Licia Gioia, confermata l’assoluzione del marito poliziotto Tesi del suicidio della marescialla non convince la famiglia

È stata confermata in Appello l’assoluzione per Francesco Ferrari, il 47enne agente di polizia, in servizio a Siracusa, imputato per l’omicidio di Licia Gioia, la sottufficiale dei carabinieri di 32 anni e originaria della provincia di Latina trovata senza vita la notte tra il 27 e il 28 febbraio del 2017 con un colpo di pistola alla testa, nella camera da letto della villetta della zona di contrada Isola, dove la coppia viveva. A presentare ricorso, dopo la sentenza del gup del Tribunale di Siracusa emessa circa un anno fa, era stata la famiglia della vittima.

In una prima fase delle indagini, il 47enne era stato indagato per istigazione al suicidio, poi i pubblici ministeri avevano deciso di procedere per omicidio, ipotizzando che il delitto fosse maturato al culmine di un diverbio della coppia. Ferrari ha sempre sostenuto la tesi del suicidio della moglie che, a suo parere, già in altre occasioni avrebbe manifestato l’intenzione di togliersi la vita. Dopo le relazioni dei periti del tribunale, il pm Gaetano Bono, si sarebbe convinto della mancanza dei presupposti per una condanna per omicidio. Ora, dopo la sentenza della Corte d’appello di Catania, per la famiglia non resta che il ricorso in Cassazione.

Dalla pistola di ordinanza della marescialla – che, tra le altre cose, aveva anche arrestato Christian Leonardi, il marito dell’infermiera siracusana Eligia Ardita che è poi stato condannato all’ergastolo – quella sera sono partiti due colpi. Secondo la ricostruzione fatta Ferrari, la moglie lo avrebbe raggiunto a letto, si sarebbe seduta accanto a lui sul letto, si sarebbe puntata la pistola all’orecchio e avrebbe premuto il grilletto. Stando alla versione che l’uomo ha sostenuto durante il processo, il secondo proiettile sarebbe partito nel tentativo di disarmarla.
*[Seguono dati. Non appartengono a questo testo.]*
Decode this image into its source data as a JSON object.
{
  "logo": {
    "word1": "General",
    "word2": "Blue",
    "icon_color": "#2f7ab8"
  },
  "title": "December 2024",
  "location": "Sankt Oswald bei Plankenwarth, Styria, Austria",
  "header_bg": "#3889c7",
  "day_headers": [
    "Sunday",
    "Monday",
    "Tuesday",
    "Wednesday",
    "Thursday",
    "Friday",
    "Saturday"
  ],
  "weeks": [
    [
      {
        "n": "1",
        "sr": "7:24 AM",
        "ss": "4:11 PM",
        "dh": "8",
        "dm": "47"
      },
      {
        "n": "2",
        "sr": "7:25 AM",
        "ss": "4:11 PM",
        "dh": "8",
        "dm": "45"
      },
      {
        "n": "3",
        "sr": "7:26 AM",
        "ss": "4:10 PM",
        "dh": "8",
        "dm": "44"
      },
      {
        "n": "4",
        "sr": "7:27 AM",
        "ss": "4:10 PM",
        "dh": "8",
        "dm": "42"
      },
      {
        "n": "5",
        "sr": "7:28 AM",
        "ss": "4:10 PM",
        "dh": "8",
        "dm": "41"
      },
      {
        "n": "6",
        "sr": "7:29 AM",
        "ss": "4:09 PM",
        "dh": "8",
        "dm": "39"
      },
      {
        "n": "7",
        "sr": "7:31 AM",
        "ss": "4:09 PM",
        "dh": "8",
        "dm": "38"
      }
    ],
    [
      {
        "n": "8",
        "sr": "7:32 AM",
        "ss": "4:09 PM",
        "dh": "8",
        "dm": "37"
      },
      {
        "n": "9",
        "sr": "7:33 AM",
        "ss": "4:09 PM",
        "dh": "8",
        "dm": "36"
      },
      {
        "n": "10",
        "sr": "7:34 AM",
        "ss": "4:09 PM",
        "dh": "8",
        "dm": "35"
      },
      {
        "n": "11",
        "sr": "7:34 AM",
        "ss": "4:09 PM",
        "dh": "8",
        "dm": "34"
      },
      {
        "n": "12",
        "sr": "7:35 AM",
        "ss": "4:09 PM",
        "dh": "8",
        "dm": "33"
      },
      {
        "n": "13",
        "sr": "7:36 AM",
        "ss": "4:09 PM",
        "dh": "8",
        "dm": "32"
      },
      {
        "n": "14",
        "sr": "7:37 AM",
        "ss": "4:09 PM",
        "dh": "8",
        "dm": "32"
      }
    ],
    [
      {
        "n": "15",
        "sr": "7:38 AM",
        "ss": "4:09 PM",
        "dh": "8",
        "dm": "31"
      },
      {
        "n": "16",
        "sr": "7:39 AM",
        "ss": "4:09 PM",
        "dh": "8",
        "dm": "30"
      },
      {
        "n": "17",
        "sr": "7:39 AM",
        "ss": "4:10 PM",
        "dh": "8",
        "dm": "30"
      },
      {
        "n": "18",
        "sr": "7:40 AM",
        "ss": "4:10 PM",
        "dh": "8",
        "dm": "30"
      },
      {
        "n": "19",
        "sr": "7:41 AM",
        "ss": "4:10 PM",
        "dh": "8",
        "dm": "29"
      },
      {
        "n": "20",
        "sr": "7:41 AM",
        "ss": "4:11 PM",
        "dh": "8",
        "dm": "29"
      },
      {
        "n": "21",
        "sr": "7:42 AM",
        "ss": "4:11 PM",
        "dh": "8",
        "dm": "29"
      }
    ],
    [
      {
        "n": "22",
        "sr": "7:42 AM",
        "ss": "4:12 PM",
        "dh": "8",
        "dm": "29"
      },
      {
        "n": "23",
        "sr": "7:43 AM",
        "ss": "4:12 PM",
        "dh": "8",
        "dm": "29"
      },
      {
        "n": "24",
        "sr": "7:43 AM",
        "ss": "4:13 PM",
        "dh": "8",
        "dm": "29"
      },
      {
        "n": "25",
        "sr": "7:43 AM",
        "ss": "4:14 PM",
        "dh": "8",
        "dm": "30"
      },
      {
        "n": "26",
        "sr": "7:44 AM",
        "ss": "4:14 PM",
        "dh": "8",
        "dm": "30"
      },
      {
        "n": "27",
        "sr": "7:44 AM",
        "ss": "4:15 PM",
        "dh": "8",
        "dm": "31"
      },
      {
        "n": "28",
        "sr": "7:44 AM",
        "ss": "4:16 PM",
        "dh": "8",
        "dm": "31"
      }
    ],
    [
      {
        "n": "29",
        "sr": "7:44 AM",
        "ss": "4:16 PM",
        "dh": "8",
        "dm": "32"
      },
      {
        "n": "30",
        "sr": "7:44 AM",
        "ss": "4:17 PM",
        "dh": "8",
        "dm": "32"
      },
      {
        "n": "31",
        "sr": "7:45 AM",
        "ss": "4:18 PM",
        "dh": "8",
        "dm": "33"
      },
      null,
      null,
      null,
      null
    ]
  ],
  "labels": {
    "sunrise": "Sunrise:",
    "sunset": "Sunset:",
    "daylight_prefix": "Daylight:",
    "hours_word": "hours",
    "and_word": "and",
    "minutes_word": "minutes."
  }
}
Tra un’esplosione e l’altra, però, sarebbe passato meno di mezzo secondo.

Per il medico-legale della procura Francesco Coco, l’ipotesi più probabile era che la donna avesse tentato di sfuggire a qualcuno e che il secondo colpo non sarebbe stato immediato. Un elemento che dimostrerebbe che a spararlo non sarebbe stata Gioia. Un altro elemento su cui si sono scontrati accusa e difesa riguarda gli schizzi di sangue trovati sul palmo della mano destra della vittima. Un dato che, almeno secondo i legali della famiglia della vittima, non sarebbe compatibile con l’ipotesi del suicidio: impugnando la pistola con la mano destra, il sangue non sarebbe potuto finire nel palmo chiuso. Per i periti del tribunale, però, non ci sarebbe nessuna incompatibilità.

Licia muore in pigiama, con i denti lavati e con la crema da notte appena spalmata sul corpo. I genitori sono certi che non si sia suicidata, il marito invece è convinto che fosse depressa da tempo e che, per questo, si sarebbe sparata. Durante l’interrogatorio, Ferrari ha raccontato che quel giorno litigarono, anche per messaggi. All’origine dello scontro, secondo l’uomo, ci sarebbe stato il disappunto di Licia per il legame che continuava ad avere con la famiglia della sua ex moglie (anche lei poliziotta), dalla quale ha anche un figlio, e in particolare per la decisione di partecipare al funerale dell’ex cognato. Quel pomeriggio, Ferrari ha detto di avere ricevuto una foto inquietante dalla moglie, dove si vedono i suoi piedi penzolanti da un dirupo che dà sul mare e di essere andato a prenderla a Ortigia. In realtà, il padre controbatte di averla sentita tranquilla, dopo le 17, mentre era al bancomat a prelevare. In programma la donna avrebbe avuto anche degli acquisti. Con tanto di lunga lista di cose da fare nel mese seguente.